As Facebook shares continue to stagnate, enterprise social media is holding firm, says Fortune's Miguel Helft.
There's no doubt as to when the dot-com bubble popped: it was on March 10, 2000, the day the Nasdaq peaked at 5,132.52. But when exactly did the social media bubble pop? Was it Nov. 23, when Groupon shares fell below their $20 IPO price or this week, when they neared $5? Was it May 18, the day of Facebook's IPO fiasco? Was it even more recently, when Facebook shares dipped below $20 for the first time or the day Zynga's began trading at less than $3 each, a whopping 70% below their offering price? Hard to say. But pop, it did.

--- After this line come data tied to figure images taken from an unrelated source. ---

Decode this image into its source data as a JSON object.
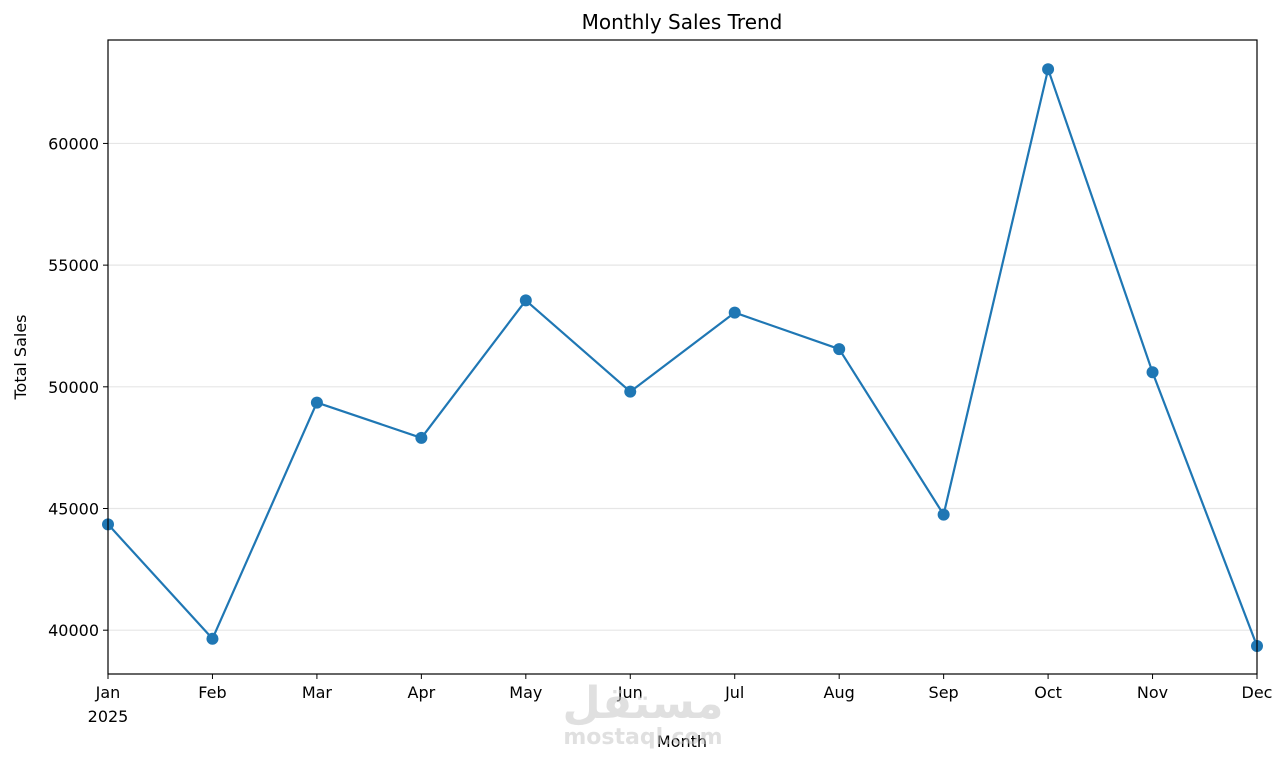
{
  "chart_data": {
    "type": "line",
    "title": "Monthly Sales Trend",
    "xlabel": "Month",
    "ylabel": "Total Sales",
    "x": [
      "Jan",
      "Feb",
      "Mar",
      "Apr",
      "May",
      "Jun",
      "Jul",
      "Aug",
      "Sep",
      "Oct",
      "Nov",
      "Dec"
    ],
    "x_year_label": "2025",
    "series": [
      {
        "values": [
          44350,
          39650,
          49350,
          47900,
          53550,
          49800,
          53050,
          51550,
          44750,
          63050,
          50600,
          39350
        ],
        "color": "#1f77b4",
        "marker": "circle"
      }
    ],
    "yticks": [
      40000,
      45000,
      50000,
      55000,
      60000
    ],
    "ylim": [
      38200,
      64250
    ],
    "grid": "horizontal",
    "legend": "none"
  },
  "watermark": {
    "arabic": "مستقل",
    "latin": "mostaql.com"
  }
}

How quickly things have changed. It was just a year ago that Silicon Valley was gripped by an are-we-or-are-we-not in a bubble debate. Many of the Valley's brightest lights took the latter position, rejecting out of hand the notion that a bubble was at hand. These were all real companies, they insisted, with soaring revenue and healthy profits. There were no Pets.coms or Webvans this time around. Perhaps. But now, with Groupon, Facebook, and Zynga alone accounting for tens of billions in losses to investors, it's a different story.
Of course, even bloodied, none of these companies is going out of business. Social media is hardly dead. What's dead is the world's wild infatuation with all things social. That change alone could have profound implications.